Do you know whether Rancher will pass any additional environment variables or something down to the driver? In that case a fix bypassing the mutuality checks only when running under Rancher may be possible.

smirnov-mi commented 12 months ago

Thanks for looking into this. Unfortunately I don't know about the Rancher passing some additional stuff to the driver. I was not that dwwp into this particular step until now.

smirnov-mi commented 11 months ago

I can't scale-up my server groups anymore, even after "downgrading" to the previous driver version , 3.11.0. I tried several versions, all with the same error.

JonasProgrammer commented 11 months ago

Thinking about it a little more, it could be due to how the default image was implemented in older driver versions and recent updates to the default image name. Can you try whether the current pre-release works for you?

If that does not help either, could you somehow export whatever configuration Rancher is storing (obviously stripping anything token-esque) and a full call log? I'm not familiar with Rancher though, so I cannot really assist here.

smirnov-mi commented 11 months ago

While trying to fix my cluster and my rancher, I ruined the rancher 🥇 Maybe because it's like 4 years old and has been upgraded 20 times, from v 2.4.x up to the the current 2.7.9

So I started the all-new rancher and driver v5.0.1 works fine incl. installing, upscaling, downscaling and deleting(auto-installing a new) nodes.

I don't have any errors now, so I won't be able to verify the 5.0.2+beta version to 100% in regard to this issue :-(

Would you mind to give the 5.0.2+beta some conventional name (maybe without the "+"), rancher can not import the driver using that address above. Then I could at least test the standard functionality.

JonasProgrammer commented 11 months ago

Sorry to hear that, I was unable to act faster as I had some other errands to take care of :/

The proposed 5.0.2 just makes the flag detection logic more lenient.

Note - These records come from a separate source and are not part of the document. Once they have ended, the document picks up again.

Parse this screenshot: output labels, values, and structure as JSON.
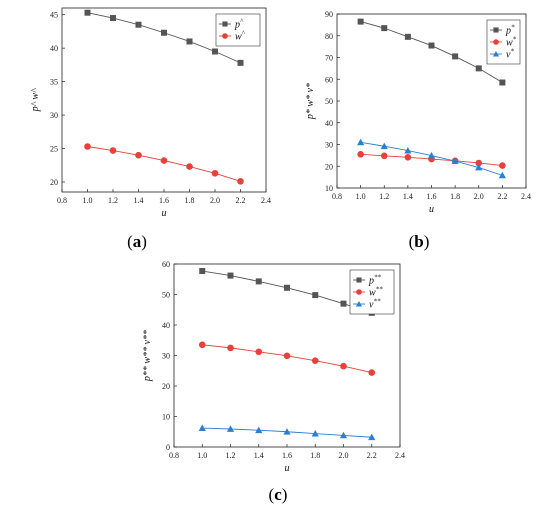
{
  "chart_data": [
    {
      "type": "line",
      "panel_label": "a",
      "xlabel": "u",
      "ylabel": "p^ w^",
      "xlim": [
        0.8,
        2.4
      ],
      "ylim": [
        18.5,
        46
      ],
      "xticks": [
        "0.8",
        "1.0",
        "1.2",
        "1.4",
        "1.6",
        "1.8",
        "2.0",
        "2.2",
        "2.4"
      ],
      "yticks": [
        "20",
        "25",
        "30",
        "35",
        "40",
        "45"
      ],
      "x": [
        1.0,
        1.2,
        1.4,
        1.6,
        1.8,
        2.0,
        2.2
      ],
      "series": [
        {
          "name": "p",
          "sup": "^",
          "color": "#555555",
          "marker": "square",
          "values": [
            45.3,
            44.5,
            43.5,
            42.3,
            41.0,
            39.5,
            37.8
          ]
        },
        {
          "name": "w",
          "sup": "^",
          "color": "#e8403a",
          "marker": "circle",
          "values": [
            25.3,
            24.7,
            24.0,
            23.2,
            22.3,
            21.3,
            20.1
          ]
        }
      ],
      "grid": false,
      "legend": "top-right"
    },
    {
      "type": "line",
      "panel_label": "b",
      "xlabel": "u",
      "ylabel": "p* w* v*",
      "xlim": [
        0.8,
        2.4
      ],
      "ylim": [
        10,
        90
      ],
      "xticks": [
        "0.8",
        "1.0",
        "1.2",
        "1.4",
        "1.6",
        "1.8",
        "2.0",
        "2.2",
        "2.4"
      ],
      "yticks": [
        "10",
        "20",
        "30",
        "40",
        "50",
        "60",
        "70",
        "80",
        "90"
      ],
      "x": [
        1.0,
        1.2,
        1.4,
        1.6,
        1.8,
        2.0,
        2.2
      ],
      "series": [
        {
          "name": "p",
          "sup": "*",
          "color": "#555555",
          "marker": "square",
          "values": [
            86.5,
            83.5,
            79.5,
            75.5,
            70.5,
            65.0,
            58.5
          ]
        },
        {
          "name": "w",
          "sup": "*",
          "color": "#e8403a",
          "marker": "circle",
          "values": [
            25.5,
            24.8,
            24.1,
            23.3,
            22.5,
            21.5,
            20.3
          ]
        },
        {
          "name": "v",
          "sup": "*",
          "color": "#2a7fd4",
          "marker": "triangle",
          "values": [
            31.0,
            29.2,
            27.2,
            24.9,
            22.4,
            19.4,
            15.8
          ]
        }
      ],
      "grid": false,
      "legend": "top-right"
    },
    {
      "type": "line",
      "panel_label": "c",
      "xlabel": "u",
      "ylabel": "p** w** v**",
      "xlim": [
        0.8,
        2.4
      ],
      "ylim": [
        0,
        60
      ],
      "xticks": [
        "0.8",
        "1.0",
        "1.2",
        "1.4",
        "1.6",
        "1.8",
        "2.0",
        "2.2",
        "2.4"
      ],
      "yticks": [
        "0",
        "10",
        "20",
        "30",
        "40",
        "50",
        "60"
      ],
      "x": [
        1.0,
        1.2,
        1.4,
        1.6,
        1.8,
        2.0,
        2.2
      ],
      "series": [
        {
          "name": "p",
          "sup": "**",
          "color": "#555555",
          "marker": "square",
          "values": [
            57.7,
            56.2,
            54.3,
            52.2,
            49.8,
            47.0,
            44.0
          ]
        },
        {
          "name": "w",
          "sup": "**",
          "color": "#e8403a",
          "marker": "circle",
          "values": [
            33.5,
            32.5,
            31.2,
            29.9,
            28.3,
            26.5,
            24.4
          ]
        },
        {
          "name": "v",
          "sup": "**",
          "color": "#2a7fd4",
          "marker": "triangle",
          "values": [
            6.2,
            5.9,
            5.5,
            5.0,
            4.4,
            3.8,
            3.2
          ]
        }
      ],
      "grid": false,
      "legend": "top-right"
    }
  ]
}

As a little background: old driver versions implemented the default image by default-initializing it, even when no --hetzner-image flag was passed, there was already an image name present (and an ID just takes precedence if given). So especially given your timescale of four years, it is very plausible the configuration actually contained something like {"Image": "ubuntu-18.04", "ImageID": 1234"}. Newer driver versions leave the image empty and just fallback to the default during lookup -- so this is no longer the case. However, to allow an existing machine configuration to still work, there is an escape hatch: the flag validation will fail only if both id and name are given and the name is not the default image. 5.0.2 attempted to correct this oversight by including all default image names down to the original Debian 9.

If your problem is solved, I would refrain from releasing 5.0.2 for now and delete the pre-release; it was just supposed for testing. I will put the lenient changes in a later release eventually.

smirnov-mi commented 11 months ago

Not critical at all. Thanks for your support!